Kibaruu : Est-ce que les obstacles constatés çà et là ne sont pas de nature à remettre en cause ces acquis du processus ?
M. Zahabi Ould Sidi Mohamed : Vous savez le nord du Mali a été, pendant plus de quatre années, sans Etat. Lequel retourne progressivement. Il y a eu un chaos et des actes illégaux se sont produits là-bas en raison de la libre circulation des bandes armées. Dans un tel environnement, ne soyez pas surpris qu’il y ait des accrochages et des règlements de comptes. Une preuve supplémentaire qui démontrent que toutes les populations du Mali et particulièrement celle du Nord ont plus que jamais besoin d’un retour de l’Etat, de ses institutions, d’un Etat de droit parce qu’on ne peut pas travailler et vivre dans l’anarchie. Je crois que les populations l’ont bien compris et tout le monde cherche aujourd’hui à ce que l’Etat revienne pour que la vie puisse reprendre. Mais quand il n’y a pas d’Etat, les gens sont livrés à eux-mêmes, c’est la loi du plus fort qui s’impose. Comme vous le savez, il y a des armes qui circulent, des groupes armés qui opèrent en toute illégalité et certains sont même dans la drogue et le terrorisme. Dans un environnement pareil, tout le monde a besoin que l’Etat revienne pour remettre de l’ordre afin que les populations puissent aspirer à une vie paisible et un développement harmonieux de leurs terroirs.

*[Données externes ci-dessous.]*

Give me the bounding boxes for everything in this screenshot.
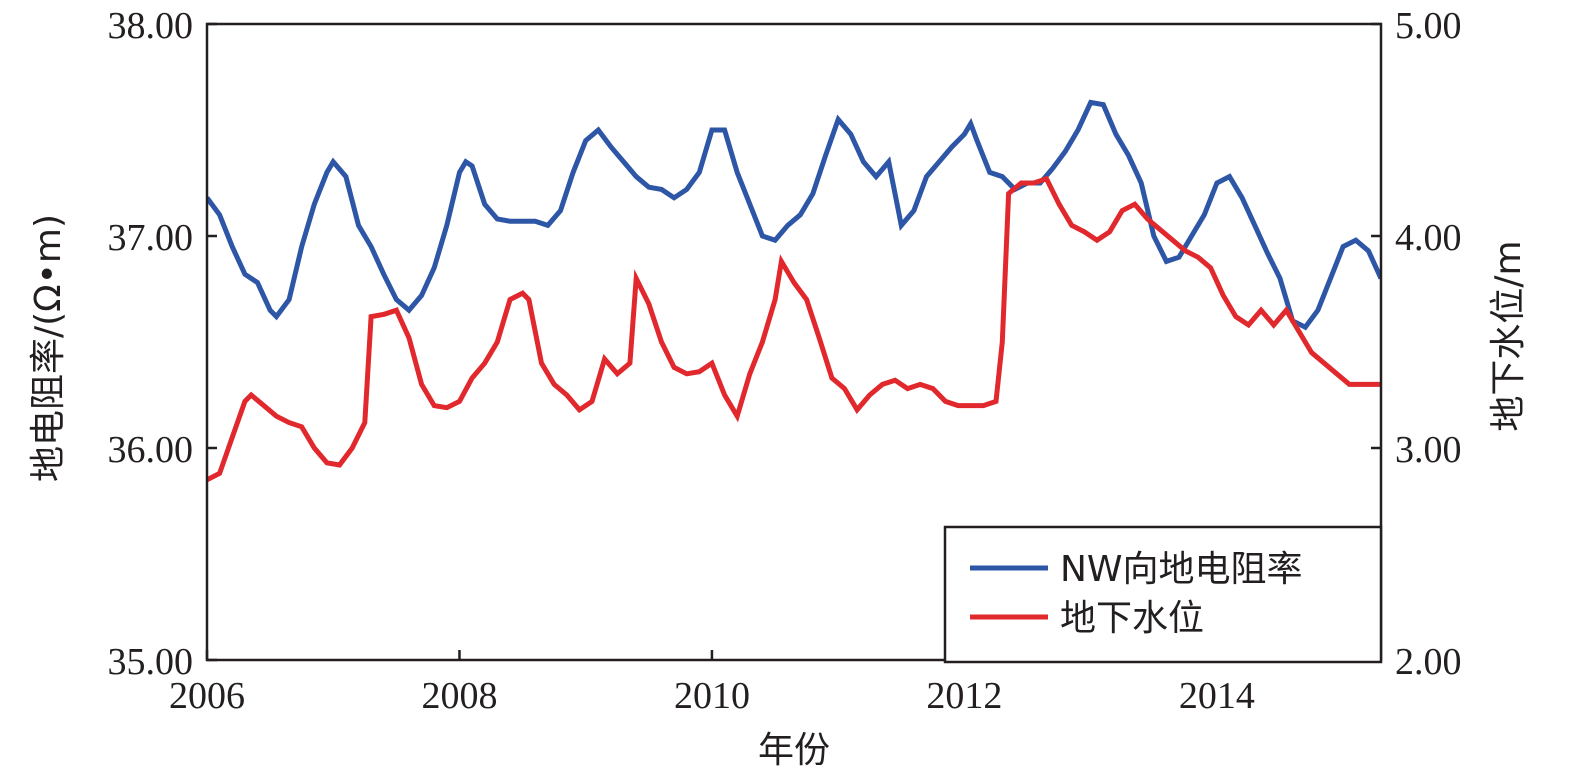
x-tick-label: 2006 <box>169 675 245 717</box>
y-right-tick-label: 4.00 <box>1395 217 1462 259</box>
y-left-tick-label: 37.00 <box>108 217 194 259</box>
x-tick-label: 2014 <box>1179 675 1255 717</box>
x-axis-title: 年份 <box>758 730 830 771</box>
y-left-tick-label: 36.00 <box>108 429 194 471</box>
y-axis-left-title: 地电阻率/(Ω•m) <box>28 214 69 482</box>
y-left-tick-label: 38.00 <box>108 5 194 47</box>
series-layer <box>207 99 1381 483</box>
series-line-resistivity <box>207 99 1381 331</box>
legend-label-groundwater: 地下水位 <box>1060 598 1204 639</box>
y-right-tick-label: 5.00 <box>1395 5 1462 47</box>
ticks-layer: 2006 2008 2010 2012 2014 35.00 36.00 37.00 38.00… <box>108 5 1462 717</box>
y-axis-right-title: 地下水位/m <box>1488 240 1529 431</box>
legend-label-resistivity: NW向地电阻率 <box>1060 549 1303 590</box>
y-right-tick-label: 2.00 <box>1395 641 1462 683</box>
legend-box <box>943 525 1383 664</box>
y-right-tick-label: 3.00 <box>1395 429 1462 471</box>
x-tick-label: 2008 <box>421 675 497 717</box>
x-tick-label: 2010 <box>674 675 750 717</box>
y-left-tick-label: 35.00 <box>108 641 194 683</box>
legend: NW向地电阻率 地下水位 <box>943 525 1383 664</box>
x-tick-label: 2012 <box>926 675 1002 717</box>
plot-area-frame <box>205 22 1383 662</box>
series-line-groundwater <box>207 175 1381 483</box>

Kibaruu : A l’occasion du lancement du journal en ligne www.kibaruu.ml que nous souhaitons dédier au processus de réconciliation au Mali, quel appel avez-vous à lancer ?
M. Zahabi Ould Sidi Mohamed : S’agissant de votre journal en ligne, je lui souhaite beaucoup de succès puisqu’il est dédié à la réconciliation et à l’entente, je vous en félicite. Et je peux vous assurer du partenariat du ministère de la Réconciliation nationale et aussi de la commission Vérité, Justice et Réconciliation. Votre site sera une opportunité, car il sera un porte-voix de la paix, de la réconciliation et du vivre-ensemble auxquels aspirent tous les Maliens.